Desert sites have been widely used for sensor calibration since they have a stable spectral response over time. Because of their high reflectances, the atmospheric effect on the upward radiance is relatively minimal. In addition, they are spatially uniform. Their temporal instability without atmospheric correction has been determined to be less than 1-2% over a year. Very-high-altitude (10 km) bright clouds are good validation targets in the visible and near-infrared spectra because of their high spectrally consistent reflectance. If the clouds are very high, there is no need to correct aerosol scattering and water vapor absorption as both aerosol and water vapor are distributed near the surface. Only Rayleigh scattering and ozone absorption need to be considered. This method has been found to give a 4% uncertainty.
Radiometric cross calibration of Earth observation sensors is a crucial need to guarantee or quantify the consistency of measurements from different sensors. ScaRaB is compatible with CERES mission. Two main spectral bands are measured by the radiometer: A short-wave channel (0.2 to 4 μm) dedicated to solar fluxes and a Total channel (0.2 to 200 μm) for fluxes combining the infrared earth radiance and the albedo. The earth long-wave radiance is isolated by subtracting the short-wave channel to the Total channel.

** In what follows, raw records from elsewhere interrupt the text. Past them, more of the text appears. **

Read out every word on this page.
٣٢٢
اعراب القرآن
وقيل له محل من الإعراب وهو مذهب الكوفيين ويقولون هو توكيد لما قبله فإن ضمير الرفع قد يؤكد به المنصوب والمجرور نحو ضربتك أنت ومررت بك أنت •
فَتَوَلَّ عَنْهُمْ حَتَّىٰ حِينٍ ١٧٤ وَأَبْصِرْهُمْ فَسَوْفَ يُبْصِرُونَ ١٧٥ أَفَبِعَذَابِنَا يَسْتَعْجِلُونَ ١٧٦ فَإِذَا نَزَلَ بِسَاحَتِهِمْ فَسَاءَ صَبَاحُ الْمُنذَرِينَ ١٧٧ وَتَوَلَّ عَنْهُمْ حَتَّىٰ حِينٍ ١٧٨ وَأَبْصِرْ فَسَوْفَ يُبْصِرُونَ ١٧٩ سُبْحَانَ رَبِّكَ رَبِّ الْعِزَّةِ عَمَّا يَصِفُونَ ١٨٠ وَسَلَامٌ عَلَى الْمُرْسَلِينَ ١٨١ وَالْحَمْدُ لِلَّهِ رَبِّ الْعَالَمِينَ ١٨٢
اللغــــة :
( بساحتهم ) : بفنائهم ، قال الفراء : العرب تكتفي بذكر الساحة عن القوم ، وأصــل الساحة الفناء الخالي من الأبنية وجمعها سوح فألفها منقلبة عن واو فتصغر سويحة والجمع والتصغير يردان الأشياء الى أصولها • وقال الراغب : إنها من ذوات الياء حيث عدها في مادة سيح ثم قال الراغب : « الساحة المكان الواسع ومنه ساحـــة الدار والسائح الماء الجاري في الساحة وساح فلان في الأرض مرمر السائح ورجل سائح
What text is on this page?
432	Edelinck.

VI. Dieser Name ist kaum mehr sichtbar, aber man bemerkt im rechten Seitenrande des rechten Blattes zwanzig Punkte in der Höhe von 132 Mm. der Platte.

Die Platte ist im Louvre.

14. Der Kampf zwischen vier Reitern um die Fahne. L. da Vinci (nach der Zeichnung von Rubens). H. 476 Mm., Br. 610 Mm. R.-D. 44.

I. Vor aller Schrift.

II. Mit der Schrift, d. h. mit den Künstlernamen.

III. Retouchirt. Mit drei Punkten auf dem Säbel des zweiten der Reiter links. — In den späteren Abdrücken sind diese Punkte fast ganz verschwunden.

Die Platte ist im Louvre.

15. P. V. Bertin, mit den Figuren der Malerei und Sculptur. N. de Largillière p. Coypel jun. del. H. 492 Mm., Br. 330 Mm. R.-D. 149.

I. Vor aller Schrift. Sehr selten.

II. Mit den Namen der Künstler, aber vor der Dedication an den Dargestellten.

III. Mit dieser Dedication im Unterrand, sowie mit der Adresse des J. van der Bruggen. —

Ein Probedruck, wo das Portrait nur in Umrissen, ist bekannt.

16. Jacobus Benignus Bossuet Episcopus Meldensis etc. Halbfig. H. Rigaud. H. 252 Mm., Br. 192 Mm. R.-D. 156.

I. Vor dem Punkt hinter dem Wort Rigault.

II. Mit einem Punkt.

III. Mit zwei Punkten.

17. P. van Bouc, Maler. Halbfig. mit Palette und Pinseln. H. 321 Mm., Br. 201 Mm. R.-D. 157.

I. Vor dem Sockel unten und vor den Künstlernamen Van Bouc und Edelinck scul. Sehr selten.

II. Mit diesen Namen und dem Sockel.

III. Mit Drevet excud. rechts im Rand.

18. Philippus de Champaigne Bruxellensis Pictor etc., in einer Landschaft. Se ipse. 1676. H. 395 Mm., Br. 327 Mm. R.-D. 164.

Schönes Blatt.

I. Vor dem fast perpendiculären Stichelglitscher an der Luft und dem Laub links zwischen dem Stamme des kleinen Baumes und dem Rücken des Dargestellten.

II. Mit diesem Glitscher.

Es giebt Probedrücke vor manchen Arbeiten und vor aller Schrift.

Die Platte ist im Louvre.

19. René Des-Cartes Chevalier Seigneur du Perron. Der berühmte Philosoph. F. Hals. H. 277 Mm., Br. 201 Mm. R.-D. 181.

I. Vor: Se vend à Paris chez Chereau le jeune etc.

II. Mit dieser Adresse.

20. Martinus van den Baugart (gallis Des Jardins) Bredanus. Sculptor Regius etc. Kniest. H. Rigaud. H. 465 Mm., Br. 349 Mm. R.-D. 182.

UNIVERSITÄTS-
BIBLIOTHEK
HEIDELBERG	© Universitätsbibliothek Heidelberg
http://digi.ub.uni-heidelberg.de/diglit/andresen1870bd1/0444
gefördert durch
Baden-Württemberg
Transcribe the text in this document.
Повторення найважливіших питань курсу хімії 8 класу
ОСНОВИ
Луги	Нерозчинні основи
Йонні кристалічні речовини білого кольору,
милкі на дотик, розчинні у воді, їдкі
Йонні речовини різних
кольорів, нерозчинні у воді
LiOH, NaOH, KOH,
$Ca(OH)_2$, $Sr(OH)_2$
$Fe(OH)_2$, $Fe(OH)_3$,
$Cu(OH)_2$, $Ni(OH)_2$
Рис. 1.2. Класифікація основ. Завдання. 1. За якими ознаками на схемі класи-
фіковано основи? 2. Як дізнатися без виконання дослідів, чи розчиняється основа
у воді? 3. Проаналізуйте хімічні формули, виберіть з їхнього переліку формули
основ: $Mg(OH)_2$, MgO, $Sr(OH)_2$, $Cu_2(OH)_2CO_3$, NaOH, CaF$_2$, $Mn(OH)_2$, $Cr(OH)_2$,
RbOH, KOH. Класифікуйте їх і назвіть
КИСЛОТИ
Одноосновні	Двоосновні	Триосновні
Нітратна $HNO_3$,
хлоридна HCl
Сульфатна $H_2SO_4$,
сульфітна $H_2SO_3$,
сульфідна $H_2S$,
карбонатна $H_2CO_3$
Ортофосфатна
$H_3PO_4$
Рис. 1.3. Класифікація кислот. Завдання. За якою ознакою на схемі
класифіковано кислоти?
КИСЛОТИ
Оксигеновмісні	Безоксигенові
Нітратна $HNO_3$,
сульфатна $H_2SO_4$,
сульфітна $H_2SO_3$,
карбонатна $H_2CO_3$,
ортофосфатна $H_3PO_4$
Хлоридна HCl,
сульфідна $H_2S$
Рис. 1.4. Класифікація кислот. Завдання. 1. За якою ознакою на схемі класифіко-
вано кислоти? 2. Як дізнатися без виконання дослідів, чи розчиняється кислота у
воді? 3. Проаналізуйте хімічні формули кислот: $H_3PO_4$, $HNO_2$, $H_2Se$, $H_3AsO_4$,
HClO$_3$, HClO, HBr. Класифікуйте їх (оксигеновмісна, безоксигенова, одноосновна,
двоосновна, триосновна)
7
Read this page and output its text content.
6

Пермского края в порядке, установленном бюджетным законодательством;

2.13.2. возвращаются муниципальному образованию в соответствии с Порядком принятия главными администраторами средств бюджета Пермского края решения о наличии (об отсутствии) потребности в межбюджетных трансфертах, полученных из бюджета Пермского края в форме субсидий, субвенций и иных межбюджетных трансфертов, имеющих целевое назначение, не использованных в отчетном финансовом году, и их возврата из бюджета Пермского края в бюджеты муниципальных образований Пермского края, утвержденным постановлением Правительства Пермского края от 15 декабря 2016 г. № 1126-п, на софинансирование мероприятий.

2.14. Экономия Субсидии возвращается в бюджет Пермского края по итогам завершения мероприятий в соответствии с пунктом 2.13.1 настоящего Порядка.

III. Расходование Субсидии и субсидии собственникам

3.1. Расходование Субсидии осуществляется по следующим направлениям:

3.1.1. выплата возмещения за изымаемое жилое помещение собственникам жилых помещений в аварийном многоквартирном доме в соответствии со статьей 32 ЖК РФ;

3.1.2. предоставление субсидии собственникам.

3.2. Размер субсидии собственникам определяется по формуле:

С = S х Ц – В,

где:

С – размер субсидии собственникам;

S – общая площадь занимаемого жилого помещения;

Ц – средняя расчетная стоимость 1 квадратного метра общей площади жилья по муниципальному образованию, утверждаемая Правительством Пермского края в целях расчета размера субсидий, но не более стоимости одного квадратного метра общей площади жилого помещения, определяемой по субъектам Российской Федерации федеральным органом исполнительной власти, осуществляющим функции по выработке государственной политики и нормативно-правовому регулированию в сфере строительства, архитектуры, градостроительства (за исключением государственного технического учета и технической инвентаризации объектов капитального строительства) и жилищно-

Both Earth Radiation Budget missions (CERES and ScaRaB) have the same specification: to provide an accuracy of ~1% in the measurement of short-wave and long-wave radiances and an estimation of the short-wave and long-wave fluxes less than 10 W/m2. We use the CERES PAPS and Cross-Track SSF datasets for direct radiances and fluxes comparisons during two validation phases. The first one occurred during April 17th to June 8th (51 days) in 2012 and the second one occurred between March 22th and May 31st 2015. The first validation campaign has been held with the CERES team using the Terra FM2 data. The CERES PAPS mode was used to align the swath scan, in order to increase the collocated pixels between the two instruments. This campaign allowed us to validate the ScaRaB radiances and to refine the error budget. The second validation campaign aims to provide a temporal monitoring of ScaRab calibration.